Due to osmoregulation, fluid accumulates in the pericardial portion of the branchial hearts of the octopus. The prime octopus characteristics of the excretory system are its two nephridia. These organs resemble the kidneys of vertebrates. These organs help in eliminating the wastes such as ammonia produced from digesting and assimilating protein.

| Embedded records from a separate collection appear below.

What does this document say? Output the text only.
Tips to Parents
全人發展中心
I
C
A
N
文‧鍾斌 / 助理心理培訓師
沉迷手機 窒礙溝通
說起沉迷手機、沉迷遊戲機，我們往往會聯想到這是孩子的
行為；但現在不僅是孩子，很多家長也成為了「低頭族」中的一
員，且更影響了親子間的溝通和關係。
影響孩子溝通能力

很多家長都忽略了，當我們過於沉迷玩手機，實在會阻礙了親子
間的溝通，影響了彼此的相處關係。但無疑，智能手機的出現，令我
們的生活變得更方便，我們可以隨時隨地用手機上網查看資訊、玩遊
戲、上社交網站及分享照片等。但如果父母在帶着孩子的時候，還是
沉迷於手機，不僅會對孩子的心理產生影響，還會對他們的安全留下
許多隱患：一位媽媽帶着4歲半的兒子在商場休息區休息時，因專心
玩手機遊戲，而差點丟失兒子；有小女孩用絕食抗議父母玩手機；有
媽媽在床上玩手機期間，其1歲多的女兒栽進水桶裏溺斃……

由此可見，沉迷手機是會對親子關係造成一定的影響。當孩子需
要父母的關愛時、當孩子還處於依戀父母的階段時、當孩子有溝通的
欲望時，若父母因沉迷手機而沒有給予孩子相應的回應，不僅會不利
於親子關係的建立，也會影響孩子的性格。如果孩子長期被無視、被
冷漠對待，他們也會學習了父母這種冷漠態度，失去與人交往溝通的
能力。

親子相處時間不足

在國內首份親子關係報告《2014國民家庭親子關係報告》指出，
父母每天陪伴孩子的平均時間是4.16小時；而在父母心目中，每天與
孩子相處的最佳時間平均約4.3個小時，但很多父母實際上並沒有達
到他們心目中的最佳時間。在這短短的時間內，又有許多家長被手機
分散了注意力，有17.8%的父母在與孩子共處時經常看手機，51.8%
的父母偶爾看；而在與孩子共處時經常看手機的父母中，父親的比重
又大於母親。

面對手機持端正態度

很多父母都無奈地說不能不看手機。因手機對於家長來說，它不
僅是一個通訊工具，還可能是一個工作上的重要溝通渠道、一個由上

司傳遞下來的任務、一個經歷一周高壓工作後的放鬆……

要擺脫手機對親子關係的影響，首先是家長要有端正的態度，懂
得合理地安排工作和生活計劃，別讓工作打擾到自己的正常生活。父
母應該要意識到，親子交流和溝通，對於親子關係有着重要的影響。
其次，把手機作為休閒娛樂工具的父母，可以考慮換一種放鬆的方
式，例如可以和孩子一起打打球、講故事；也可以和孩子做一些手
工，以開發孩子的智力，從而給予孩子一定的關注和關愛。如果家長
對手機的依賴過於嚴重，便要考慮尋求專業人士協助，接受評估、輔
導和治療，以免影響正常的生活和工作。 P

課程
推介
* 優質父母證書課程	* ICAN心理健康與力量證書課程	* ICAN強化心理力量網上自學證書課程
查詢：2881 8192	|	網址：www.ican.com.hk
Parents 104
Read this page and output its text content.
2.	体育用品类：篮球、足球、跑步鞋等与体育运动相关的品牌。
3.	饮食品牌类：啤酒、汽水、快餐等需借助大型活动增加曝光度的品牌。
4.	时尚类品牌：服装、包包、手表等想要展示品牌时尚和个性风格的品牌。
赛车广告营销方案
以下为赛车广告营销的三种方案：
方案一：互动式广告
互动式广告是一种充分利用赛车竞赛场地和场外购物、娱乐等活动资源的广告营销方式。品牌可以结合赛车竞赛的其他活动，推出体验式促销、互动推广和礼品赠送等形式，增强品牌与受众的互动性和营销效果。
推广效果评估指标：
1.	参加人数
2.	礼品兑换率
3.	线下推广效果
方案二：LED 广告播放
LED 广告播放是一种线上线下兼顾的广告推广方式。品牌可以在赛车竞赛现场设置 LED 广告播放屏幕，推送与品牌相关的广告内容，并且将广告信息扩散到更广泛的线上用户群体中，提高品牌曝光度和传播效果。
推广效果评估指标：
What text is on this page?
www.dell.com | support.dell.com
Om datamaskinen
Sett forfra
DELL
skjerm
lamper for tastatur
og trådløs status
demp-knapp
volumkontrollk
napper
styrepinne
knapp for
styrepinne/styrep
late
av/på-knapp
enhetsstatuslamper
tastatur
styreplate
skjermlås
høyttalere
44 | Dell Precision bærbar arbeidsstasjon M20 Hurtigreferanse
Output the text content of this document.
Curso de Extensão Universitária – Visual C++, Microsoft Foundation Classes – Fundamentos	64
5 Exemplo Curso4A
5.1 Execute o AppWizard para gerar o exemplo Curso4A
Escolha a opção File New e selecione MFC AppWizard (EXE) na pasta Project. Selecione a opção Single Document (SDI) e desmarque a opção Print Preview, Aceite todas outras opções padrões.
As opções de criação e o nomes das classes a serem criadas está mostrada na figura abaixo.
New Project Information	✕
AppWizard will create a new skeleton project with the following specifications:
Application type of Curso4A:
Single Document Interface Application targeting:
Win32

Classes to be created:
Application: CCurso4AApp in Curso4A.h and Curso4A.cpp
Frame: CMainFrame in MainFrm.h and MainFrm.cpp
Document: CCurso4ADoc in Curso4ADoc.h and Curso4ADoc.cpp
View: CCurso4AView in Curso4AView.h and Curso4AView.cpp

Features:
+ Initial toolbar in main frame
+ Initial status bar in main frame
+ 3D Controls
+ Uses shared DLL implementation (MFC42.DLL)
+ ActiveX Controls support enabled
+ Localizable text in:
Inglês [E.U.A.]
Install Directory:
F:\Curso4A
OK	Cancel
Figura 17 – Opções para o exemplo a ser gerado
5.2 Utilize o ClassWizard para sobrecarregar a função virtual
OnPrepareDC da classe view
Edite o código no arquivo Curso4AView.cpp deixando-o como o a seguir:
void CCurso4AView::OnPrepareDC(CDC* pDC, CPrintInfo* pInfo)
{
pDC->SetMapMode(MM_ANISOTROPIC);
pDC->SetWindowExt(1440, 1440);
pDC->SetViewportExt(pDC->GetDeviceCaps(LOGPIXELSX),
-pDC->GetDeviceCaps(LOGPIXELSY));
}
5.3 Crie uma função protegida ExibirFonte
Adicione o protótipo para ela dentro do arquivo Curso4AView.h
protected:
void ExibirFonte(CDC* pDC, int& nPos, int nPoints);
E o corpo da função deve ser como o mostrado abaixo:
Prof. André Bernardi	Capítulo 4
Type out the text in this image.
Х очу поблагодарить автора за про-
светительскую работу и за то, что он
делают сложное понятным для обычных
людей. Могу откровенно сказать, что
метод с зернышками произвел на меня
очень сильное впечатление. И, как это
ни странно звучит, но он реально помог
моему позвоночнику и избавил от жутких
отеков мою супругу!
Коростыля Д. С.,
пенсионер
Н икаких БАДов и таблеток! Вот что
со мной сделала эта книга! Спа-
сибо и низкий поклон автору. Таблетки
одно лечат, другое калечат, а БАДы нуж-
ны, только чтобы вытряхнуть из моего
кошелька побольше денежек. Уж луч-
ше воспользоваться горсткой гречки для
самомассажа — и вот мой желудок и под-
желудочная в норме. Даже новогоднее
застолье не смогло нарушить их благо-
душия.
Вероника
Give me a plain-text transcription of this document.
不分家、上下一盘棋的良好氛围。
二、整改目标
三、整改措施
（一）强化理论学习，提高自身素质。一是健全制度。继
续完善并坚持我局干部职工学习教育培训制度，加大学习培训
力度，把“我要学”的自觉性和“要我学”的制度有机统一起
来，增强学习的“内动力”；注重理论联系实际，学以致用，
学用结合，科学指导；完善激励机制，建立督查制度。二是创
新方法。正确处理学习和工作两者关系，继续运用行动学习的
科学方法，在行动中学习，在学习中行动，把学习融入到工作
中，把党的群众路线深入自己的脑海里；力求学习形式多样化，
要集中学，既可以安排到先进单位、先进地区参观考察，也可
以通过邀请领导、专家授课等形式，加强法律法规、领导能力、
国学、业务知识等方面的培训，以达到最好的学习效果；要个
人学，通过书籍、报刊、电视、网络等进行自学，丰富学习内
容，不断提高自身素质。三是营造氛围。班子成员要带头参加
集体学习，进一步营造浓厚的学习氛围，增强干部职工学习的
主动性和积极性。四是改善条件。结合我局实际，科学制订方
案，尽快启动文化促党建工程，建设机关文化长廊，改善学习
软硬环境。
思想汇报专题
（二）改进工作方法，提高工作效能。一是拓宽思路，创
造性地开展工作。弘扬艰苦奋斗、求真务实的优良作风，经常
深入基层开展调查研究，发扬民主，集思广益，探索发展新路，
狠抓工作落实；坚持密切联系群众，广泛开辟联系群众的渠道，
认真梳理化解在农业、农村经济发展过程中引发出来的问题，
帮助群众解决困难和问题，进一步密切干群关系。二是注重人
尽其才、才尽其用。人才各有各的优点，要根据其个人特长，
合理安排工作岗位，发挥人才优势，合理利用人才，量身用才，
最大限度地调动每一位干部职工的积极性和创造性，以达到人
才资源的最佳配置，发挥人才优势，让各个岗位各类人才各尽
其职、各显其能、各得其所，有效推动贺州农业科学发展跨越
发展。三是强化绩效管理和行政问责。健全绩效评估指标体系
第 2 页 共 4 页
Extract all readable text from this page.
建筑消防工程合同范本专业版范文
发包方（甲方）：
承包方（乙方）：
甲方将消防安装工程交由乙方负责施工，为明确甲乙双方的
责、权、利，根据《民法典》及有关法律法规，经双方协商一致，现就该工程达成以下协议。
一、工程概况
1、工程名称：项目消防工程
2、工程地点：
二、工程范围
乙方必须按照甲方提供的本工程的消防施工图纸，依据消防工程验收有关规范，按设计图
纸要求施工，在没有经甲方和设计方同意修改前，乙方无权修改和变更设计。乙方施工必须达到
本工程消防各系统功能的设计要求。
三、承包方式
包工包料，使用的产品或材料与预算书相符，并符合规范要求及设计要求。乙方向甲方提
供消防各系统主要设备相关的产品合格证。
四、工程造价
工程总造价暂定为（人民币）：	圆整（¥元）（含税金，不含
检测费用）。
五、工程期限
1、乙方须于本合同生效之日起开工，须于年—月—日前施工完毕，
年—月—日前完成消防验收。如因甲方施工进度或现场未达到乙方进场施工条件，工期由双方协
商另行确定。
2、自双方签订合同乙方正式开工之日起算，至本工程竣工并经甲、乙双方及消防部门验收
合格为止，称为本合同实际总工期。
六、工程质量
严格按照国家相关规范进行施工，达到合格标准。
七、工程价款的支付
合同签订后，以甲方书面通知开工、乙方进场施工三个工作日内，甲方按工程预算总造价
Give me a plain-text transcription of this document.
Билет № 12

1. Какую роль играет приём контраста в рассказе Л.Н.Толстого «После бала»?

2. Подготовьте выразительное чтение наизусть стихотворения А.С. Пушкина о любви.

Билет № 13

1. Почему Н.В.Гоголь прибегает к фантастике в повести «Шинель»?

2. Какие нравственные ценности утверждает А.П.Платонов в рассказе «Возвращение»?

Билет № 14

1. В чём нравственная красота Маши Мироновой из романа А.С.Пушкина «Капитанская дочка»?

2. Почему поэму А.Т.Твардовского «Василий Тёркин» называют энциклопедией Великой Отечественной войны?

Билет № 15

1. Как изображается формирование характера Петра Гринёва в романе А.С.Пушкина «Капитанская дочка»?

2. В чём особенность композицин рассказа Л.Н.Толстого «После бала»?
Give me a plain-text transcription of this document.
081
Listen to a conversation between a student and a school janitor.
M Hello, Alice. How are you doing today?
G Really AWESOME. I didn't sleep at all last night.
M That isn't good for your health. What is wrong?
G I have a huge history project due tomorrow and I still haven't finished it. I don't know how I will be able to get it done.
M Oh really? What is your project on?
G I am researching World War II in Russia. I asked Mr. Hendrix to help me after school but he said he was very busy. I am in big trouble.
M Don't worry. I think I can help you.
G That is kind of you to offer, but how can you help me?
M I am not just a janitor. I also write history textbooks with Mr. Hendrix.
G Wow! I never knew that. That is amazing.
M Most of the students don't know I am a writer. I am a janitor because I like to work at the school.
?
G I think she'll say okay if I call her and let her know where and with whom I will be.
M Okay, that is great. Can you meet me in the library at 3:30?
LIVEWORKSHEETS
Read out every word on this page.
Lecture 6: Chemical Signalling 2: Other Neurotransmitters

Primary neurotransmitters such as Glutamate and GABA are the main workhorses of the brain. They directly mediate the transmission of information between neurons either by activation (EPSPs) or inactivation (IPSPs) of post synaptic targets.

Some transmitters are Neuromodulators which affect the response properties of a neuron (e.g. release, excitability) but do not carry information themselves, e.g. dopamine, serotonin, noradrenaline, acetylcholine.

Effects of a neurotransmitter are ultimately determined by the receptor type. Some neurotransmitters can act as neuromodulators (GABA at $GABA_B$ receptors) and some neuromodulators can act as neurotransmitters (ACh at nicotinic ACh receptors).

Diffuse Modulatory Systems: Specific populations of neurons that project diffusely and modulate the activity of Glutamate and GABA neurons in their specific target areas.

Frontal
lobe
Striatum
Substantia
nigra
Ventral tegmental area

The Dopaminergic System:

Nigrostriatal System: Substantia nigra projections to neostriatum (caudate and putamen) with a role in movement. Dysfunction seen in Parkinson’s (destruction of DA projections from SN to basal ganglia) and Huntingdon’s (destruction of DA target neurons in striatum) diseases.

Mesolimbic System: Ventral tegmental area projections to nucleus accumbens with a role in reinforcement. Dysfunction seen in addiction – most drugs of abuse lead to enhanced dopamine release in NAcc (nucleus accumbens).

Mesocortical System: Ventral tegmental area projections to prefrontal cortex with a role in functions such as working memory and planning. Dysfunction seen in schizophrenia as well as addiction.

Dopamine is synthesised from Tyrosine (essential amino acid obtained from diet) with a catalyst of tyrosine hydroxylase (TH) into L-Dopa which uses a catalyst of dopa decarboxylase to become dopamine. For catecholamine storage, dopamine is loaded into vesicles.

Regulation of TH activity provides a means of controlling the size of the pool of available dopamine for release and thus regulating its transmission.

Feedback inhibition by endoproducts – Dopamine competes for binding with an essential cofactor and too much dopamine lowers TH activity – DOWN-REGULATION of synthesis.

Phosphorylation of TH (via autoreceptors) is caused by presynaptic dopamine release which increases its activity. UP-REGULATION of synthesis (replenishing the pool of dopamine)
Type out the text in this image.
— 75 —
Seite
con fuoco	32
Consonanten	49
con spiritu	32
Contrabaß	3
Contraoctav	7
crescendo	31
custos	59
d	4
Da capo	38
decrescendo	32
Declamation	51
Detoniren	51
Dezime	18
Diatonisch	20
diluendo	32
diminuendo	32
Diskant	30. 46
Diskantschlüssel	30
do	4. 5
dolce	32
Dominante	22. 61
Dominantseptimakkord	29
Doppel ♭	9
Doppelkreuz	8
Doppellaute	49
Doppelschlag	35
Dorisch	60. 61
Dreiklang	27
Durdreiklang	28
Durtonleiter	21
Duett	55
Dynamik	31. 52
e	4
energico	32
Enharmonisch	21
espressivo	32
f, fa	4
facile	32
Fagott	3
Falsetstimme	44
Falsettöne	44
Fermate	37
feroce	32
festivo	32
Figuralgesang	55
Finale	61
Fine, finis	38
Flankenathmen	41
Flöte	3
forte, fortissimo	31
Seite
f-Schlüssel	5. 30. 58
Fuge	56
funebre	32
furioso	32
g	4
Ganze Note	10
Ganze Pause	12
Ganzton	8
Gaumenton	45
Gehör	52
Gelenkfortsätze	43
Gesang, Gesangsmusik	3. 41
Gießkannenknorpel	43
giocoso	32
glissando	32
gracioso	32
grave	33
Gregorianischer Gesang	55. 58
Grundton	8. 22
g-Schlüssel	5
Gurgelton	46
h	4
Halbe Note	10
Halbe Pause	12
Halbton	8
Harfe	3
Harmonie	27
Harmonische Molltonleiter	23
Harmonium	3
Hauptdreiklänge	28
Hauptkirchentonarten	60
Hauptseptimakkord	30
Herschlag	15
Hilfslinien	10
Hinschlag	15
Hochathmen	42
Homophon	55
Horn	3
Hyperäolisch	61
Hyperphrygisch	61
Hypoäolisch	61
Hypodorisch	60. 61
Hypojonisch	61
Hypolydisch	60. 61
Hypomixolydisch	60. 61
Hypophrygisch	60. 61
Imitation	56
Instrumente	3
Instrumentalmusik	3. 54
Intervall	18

We all know or have watched the evasive techniques an octopus uses to distract predators. It has an ink sac located right below the digestive gland. This gland is connected to a sac that secretes an ink-like chemical. This sac is also located very close to the funnel of an octopus. Hence, the accumulated ink can be shot and sprayed outside in the water when an octopus feels threatened. Before shooting this ink, it mixes with the mucus to produce a thick curtain of darkness. The predator loses its sight of the prey and the octopus gets a few seconds to escape or seek to resort to any safe place. When cultured, the ink is found to be melanin, the common pigment found in our hair and skin. Only the Cirrate octopus does not have an ink sac.
Reproduction of Octopuses
The reproduction process in octopuses is a little different from that of the conventional methods. The male octopus introduces the gamete arm (generally the 3rd arm from the right) into the mantle cavity of a female octopus. The sperms are then deposited into the mantle where the oviduct lies. The union between the ova and sperms results in the formation of embryos. The female octopus stops movement and even eats to take care of the matured eggs. It takes almost 40 days to prepare the eggs inside the mantle cavity of a female octopus.
Nearly 400,000 eggs laid by a female octopus. She shows immense care and obsession to guard these eggs until they hatch. An interesting fact is that once the eggs hatch, the female octopus dies. After a few months also, the male octopus goes through the same fate and dies a natural death.
The babies of an octopus are called larvae. When they hatch, they drift apart and eat the larvae of other animals under the plankton clouds. Not all larvae survive only a small percentage of all the eggs survive and mature to become an adult. As per the octopus classification, the number of eggs varies.